The complainant testified during the client’s trial that on the morning after their first sexual encounter, she found out from the client’s mother that he had a wife in another country. The complainant testified that she immediately refused to start a relationship with client. She testified that the client kept calling her and eventually convinced her to go see his new apartment. She testified that when she attended at the client’s new apartment, he made sexual advances towards her, and when she rebuffed his advances, he did not allow her to leave and he eventually held her down and sexually assaulted her on his bed.
The complainant left the apartment and met up at a coffee shop with a man who may or may not have been her boyfriend. When her friend displayed his anger at her being late in arriving at the coffee shop, she told him that she had been sexually assaulted by the client.
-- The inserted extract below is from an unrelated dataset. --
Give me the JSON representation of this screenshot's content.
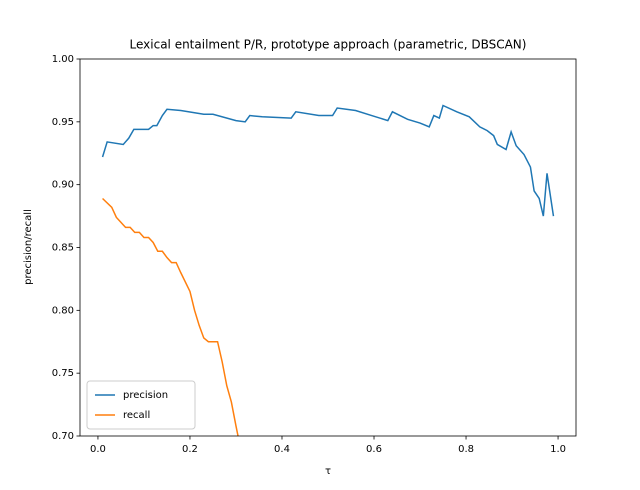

The complainant was an interesting young woman. She was a single mother who had given birth to a child two years previously by caesarean section when she was 15 years of age.
The client, however, was a relatively small man. In cross-examination, the complainant testified that she was not wearing any underwear at the time of the alleged sexual assault and that her clothing otherwise made it easy for the client to commit the sexual assault. She explained that in the two years following her caesarean section, she was in the habit of not wearing any underwear since the underwear irritated her scar. She denied that she could have purchased some type of underwear that would not have caused her discomfort. Her denial in this regard was suspicious. More significantly, she also denied that there was a second occasion on which she had consensual sexual intercourse with the client on the grass behind her apartment building a few nights before the alleged sexual assault. When I pressed her in cross-examination with respect to this second incident of consensual sexual intercourse, she abruptly stated that she had sex with the client in the stairwell of the fire escape of her apartment building and not on the grass. When I pointed out that she had earlier testified that she had consensual sexual intercourse with the client on only one occasion prior to the alleged sexual assault, she testified that she had forgotten about the second occasion.
These types of admissions from complainants are rare, however, they become more common as the experience and advocacy skills of the defence lawyer increase.
After the completion of the complainant’s evidence, the trial Judge advised the Crown and I that she would be disposing of the charges against the client by directing the jury to return a verdict of acquittal. In other words, the jury was instructed by the trial Judge that, as a matter of law, the jury was required to return a verdict of not guilty with respect to both of the charges which the client was facing. Accordingly, the client was acquitted.